Pakistani officials say they understand that the seven-year-old Afghan war is not going well for U.S. and NATO forces. But far from accepting blame for the worsening situation, the new government harbors its own suspicions about Washington's impatience. Some question whether the Bush administration was simply more comfortable dealing with Gen. Pervez Musharraf, who ruled Pakistan single-handedly for more than a decade, than it is with the admittedly messy democratic government that replaced him.
"The tendency in Washington is always to think about foreign rulers as 'ours' and 'not ours,' " said Husain Haqqani, Pakistan's ambassador here. "Then, when one of 'ours' is weakened, people in D.C. tend to think, 'Oh, God, there goes our policy.' "
Reports that the United States and NATO are considering the deployment of ground forces across the border from Afghanistan to raid terrorist camps in Pakistan -- an effort denied by Western military leaders -- have increased tension on both sides. "If you keep saying, 'Let's do it together -- but if you won't, then we'll do it alone,' then what you're doing is undermining the spirit of working together to begin with," Haqqani said.
Daniel Markey, a Pakistan expert at the Council on Foreign Relations, said: "We need to be very sensitive to the fact that Pakistan doesn't see the world exactly the same way we do. They don't see the threats the same way that we do."

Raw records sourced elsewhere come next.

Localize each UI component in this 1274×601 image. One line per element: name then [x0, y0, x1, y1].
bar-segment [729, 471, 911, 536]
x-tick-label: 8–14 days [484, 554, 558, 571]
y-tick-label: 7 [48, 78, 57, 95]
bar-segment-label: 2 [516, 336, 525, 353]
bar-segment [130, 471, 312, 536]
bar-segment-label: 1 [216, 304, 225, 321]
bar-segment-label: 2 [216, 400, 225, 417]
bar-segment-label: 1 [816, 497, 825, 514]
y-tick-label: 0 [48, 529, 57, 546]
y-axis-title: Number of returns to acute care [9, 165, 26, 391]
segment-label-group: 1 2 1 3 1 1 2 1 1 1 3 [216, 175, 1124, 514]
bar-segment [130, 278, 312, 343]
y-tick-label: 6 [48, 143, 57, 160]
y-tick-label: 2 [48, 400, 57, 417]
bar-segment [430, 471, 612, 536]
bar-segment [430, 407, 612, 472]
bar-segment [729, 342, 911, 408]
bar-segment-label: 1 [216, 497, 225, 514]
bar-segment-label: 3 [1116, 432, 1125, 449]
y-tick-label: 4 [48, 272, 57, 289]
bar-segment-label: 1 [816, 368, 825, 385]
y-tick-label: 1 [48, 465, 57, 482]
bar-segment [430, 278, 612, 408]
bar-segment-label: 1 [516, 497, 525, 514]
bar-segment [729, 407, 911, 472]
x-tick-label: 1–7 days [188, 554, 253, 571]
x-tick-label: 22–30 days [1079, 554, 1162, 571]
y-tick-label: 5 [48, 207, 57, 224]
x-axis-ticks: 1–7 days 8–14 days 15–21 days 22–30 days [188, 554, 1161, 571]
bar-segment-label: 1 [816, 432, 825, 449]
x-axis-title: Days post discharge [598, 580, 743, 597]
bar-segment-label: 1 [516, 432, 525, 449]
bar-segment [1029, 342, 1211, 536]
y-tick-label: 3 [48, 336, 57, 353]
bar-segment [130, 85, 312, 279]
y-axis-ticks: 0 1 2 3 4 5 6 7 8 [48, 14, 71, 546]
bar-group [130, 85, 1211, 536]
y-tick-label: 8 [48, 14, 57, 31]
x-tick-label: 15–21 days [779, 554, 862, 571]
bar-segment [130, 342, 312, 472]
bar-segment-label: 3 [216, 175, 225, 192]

Pakistan's worldview includes an ongoing threat from India, against which it has armed itself with nuclear weapons and a large conventional military force. Afghanistan, with close Indian ties, is seen more as an adversary than an ally. The Taliban, whose fighters are drawn from the Pashtun ethnic group that spans the Afghan-Pakistani border, came to life in the 1990s as an ally in keeping Pakistan's neighbors at bay.
Peace with the tribal leaders along the frontier -- where terrorist groups maintain headquarters and training facilities out of reach of U.S. and NATO forces -- has been kept by Islamabad for decades with a hands-off policy under which the tribes govern themselves. And while Musharraf may have been willing to bend those realities in exchange for massive aid and pressure from the United States, the new Pakistani leaders say they must tread more carefully. A misstep could lead to a collapse of the coalition or even a military coup.